题目链接:http://acm.hdu.edu.cn/showproblem.php?pid=5723
Abandoned country
Time Limit: 8000/4000 MS (Java/Others) Memory Limit: 65536/65536 K (Java/Others)
Total Submission(s): 2969 Accepted Submission(s): 725
Problem Description
An abandoned country has n(n≤100000) villages which are numbered from 1 to n. Since abandoned for a long time, the roads need to be re-built. There are m(m≤1000000) roads to be re-built, the length of each road is wi(wi≤1000000). Guaranteed that any two wi are different. The roads made all the villages connected directly or indirectly before destroyed. Every road will cost the same value of its length to rebuild. The king wants to use the minimum cost to make all the villages connected with each other directly or indirectly. After the roads are re-built, the king asks a men as messenger. The king will select any two different points as starting point or the destination with the same probability. Now the king asks you to tell him the minimum cost and the minimum expectations length the messenger will walk.
Input
The first line contains an integer T(T≤10) which indicates the number of test cases.

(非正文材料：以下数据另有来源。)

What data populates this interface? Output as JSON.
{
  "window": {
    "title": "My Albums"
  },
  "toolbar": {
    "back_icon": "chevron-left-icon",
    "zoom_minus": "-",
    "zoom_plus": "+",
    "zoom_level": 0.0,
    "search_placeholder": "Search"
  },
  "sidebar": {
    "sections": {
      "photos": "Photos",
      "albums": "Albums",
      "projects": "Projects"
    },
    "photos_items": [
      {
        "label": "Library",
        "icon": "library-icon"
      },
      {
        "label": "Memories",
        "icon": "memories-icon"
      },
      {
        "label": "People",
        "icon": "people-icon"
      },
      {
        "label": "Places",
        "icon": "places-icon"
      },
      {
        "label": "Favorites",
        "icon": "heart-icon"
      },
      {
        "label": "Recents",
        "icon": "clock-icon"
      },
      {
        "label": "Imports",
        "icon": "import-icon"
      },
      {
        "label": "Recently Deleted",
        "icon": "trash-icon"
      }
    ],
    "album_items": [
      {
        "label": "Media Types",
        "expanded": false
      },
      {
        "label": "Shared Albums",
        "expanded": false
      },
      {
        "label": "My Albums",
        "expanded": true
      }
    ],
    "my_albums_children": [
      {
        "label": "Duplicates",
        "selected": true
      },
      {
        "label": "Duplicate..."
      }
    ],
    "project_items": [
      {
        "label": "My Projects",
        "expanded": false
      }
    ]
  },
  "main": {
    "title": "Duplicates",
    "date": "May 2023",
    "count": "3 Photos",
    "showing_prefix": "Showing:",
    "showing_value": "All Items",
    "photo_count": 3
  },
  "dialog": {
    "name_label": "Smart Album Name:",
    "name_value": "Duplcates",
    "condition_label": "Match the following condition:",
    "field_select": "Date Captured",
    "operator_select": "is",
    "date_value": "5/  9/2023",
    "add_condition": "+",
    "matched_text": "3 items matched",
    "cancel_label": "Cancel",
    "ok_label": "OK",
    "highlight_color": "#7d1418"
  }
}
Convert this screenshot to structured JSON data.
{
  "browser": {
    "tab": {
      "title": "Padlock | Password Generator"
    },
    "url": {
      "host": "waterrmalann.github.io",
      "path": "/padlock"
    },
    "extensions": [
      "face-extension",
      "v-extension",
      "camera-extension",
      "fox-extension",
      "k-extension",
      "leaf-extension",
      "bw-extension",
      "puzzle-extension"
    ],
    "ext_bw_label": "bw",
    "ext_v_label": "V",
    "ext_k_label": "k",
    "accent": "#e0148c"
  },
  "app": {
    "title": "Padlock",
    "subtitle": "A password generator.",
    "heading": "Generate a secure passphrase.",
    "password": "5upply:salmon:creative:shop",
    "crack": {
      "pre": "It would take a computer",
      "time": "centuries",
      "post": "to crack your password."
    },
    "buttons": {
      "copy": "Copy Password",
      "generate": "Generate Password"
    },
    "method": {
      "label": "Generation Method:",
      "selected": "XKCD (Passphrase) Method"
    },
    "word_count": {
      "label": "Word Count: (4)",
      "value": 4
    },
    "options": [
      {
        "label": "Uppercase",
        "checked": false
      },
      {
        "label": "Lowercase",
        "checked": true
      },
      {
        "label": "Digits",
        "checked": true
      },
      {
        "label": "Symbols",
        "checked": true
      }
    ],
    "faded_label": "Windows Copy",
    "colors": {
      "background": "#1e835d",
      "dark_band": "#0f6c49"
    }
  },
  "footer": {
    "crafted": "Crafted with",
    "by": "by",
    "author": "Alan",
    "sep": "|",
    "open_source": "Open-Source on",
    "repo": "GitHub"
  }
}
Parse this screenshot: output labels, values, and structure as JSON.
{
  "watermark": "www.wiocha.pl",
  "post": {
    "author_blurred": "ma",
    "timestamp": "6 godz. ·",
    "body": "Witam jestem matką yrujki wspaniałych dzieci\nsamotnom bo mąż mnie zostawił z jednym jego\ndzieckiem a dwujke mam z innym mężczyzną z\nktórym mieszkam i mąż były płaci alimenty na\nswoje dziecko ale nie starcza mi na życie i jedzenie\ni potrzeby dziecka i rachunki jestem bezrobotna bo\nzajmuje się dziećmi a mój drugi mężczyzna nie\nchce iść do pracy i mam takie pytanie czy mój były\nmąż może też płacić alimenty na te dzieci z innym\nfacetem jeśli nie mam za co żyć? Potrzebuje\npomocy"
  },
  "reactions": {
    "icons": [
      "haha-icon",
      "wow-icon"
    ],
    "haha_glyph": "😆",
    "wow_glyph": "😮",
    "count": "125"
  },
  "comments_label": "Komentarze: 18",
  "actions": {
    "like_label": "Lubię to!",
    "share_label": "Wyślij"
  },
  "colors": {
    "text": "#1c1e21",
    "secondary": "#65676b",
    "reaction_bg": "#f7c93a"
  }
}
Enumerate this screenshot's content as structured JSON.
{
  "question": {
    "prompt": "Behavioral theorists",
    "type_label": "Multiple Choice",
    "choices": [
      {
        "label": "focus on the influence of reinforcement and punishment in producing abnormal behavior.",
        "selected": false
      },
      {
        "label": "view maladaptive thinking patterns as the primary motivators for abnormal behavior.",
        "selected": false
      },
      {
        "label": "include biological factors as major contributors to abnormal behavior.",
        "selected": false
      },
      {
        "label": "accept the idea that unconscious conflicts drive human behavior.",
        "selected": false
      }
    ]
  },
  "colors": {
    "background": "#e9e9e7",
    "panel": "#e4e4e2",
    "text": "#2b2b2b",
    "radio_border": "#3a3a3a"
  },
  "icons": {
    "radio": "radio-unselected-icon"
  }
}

For each test case, the first line contains two integers n,m indicate the number of villages and the number of roads to be re-built. Next m lines, each line have three number i,j,wi, the length of a road connecting the village i and the village j is wi.
Output
output the minimum cost and minimum Expectations with two decimal places. They separated by a space.
Sample Input
1
4 6
1 2 1
2 3 2
3 4 3
4 1 4
1 3 5
2 4 6
Sample Output
6 3.33
Author
HIT
Source
2016 Multi-University Training Contest 1
题意:
给出n个点和m条边,每条边的权值都不相同,求使得n个点连通而边的权值之和最小,以及随机选2个点作为起点和终点的路径长度的期望
题解:
最小权值直接求最小生成树就好
m条边权值各不相同,所以每个权值对应一个期望,求出最小生成树的时候,期望也一定是最小的
期望是等于每条边的贡献之和除以总路径。
每条边两边的点连通都要经过这条边,所以这条边的贡献就是s(其中一边的点的数)*(n-s)*w(权值);
求每条边的一边的点,可以利用dfs
源代码:
#include<cstdio>
#include<cstring>
#include<vector>
#include<algorithm>
using namespace std;
const int maxn=100005;
int n,m;
struct node
{
int x,y,w;
node(int xx,int yy,int ww):x(xx),y(yy),w(ww) {}
};
vector<node> a;
struct Node
{
int y,w;
Node(int yy,int ww):y(yy),w(ww) {}
};
vector<Node> b[maxn];
int f[maxn];
bool cmp(const node &i,const node &j)
{
return i.w<j.w;
}
int finds(int x)
{return f[x] == x?x:f[x] = finds(f[x]);}
long long Kruskal()
{
long long ans=0;
for(int i=1; i<=n; i++) f[i]=i;
sort(a.begin(),a.end(),cmp);
for(int i=0; i<a.size(); i++)
{
int x=finds(a[i].x);
int y=finds(a[i].y);
if(x==y)continue;
f[x]=y;
ans+=a[i].w;
b[a[i].x].push_back(Node(a[i].y,a[i].w));
b[a[i].y].push_back(Node(a[i].x,a[i].w));
}
return ans;
}
int s[maxn];
double d[maxn];
void dfs(int root,int father)
{
s[root]=1;
for(int i=0; i<b[root].size(); i++)
{
int son=b[root][i].y;
int l=b[root][i].w;
if(son==father) continue;
dfs(son,root);
s[root]+=s[son];
d[root]+=d[son]+((double)s[son]*(n-s[son]))*l;
}
}
int main()
{
int t;
scanf("%d",&t);
while(t--)
{
scanf("%d%d",&n,&m);
a.clear();
for(int i=0; i<m; i++)
{
int x,y,w;
scanf("%d%d%d",&x,&y,&w);
a.push_back(node(x,y,w));
}
memset(s,0,sizeof(s));
memset(d,0,sizeof(d));
for(int i=1; i<=n; i++)
b[i].clear();
long long ans=Kruskal();
dfs(1,0);
long long g=(long long)n*(n-1)/2;
printf("%I64d %.2lf\n",ans,d[1]/(double)g);
}
return 0;
}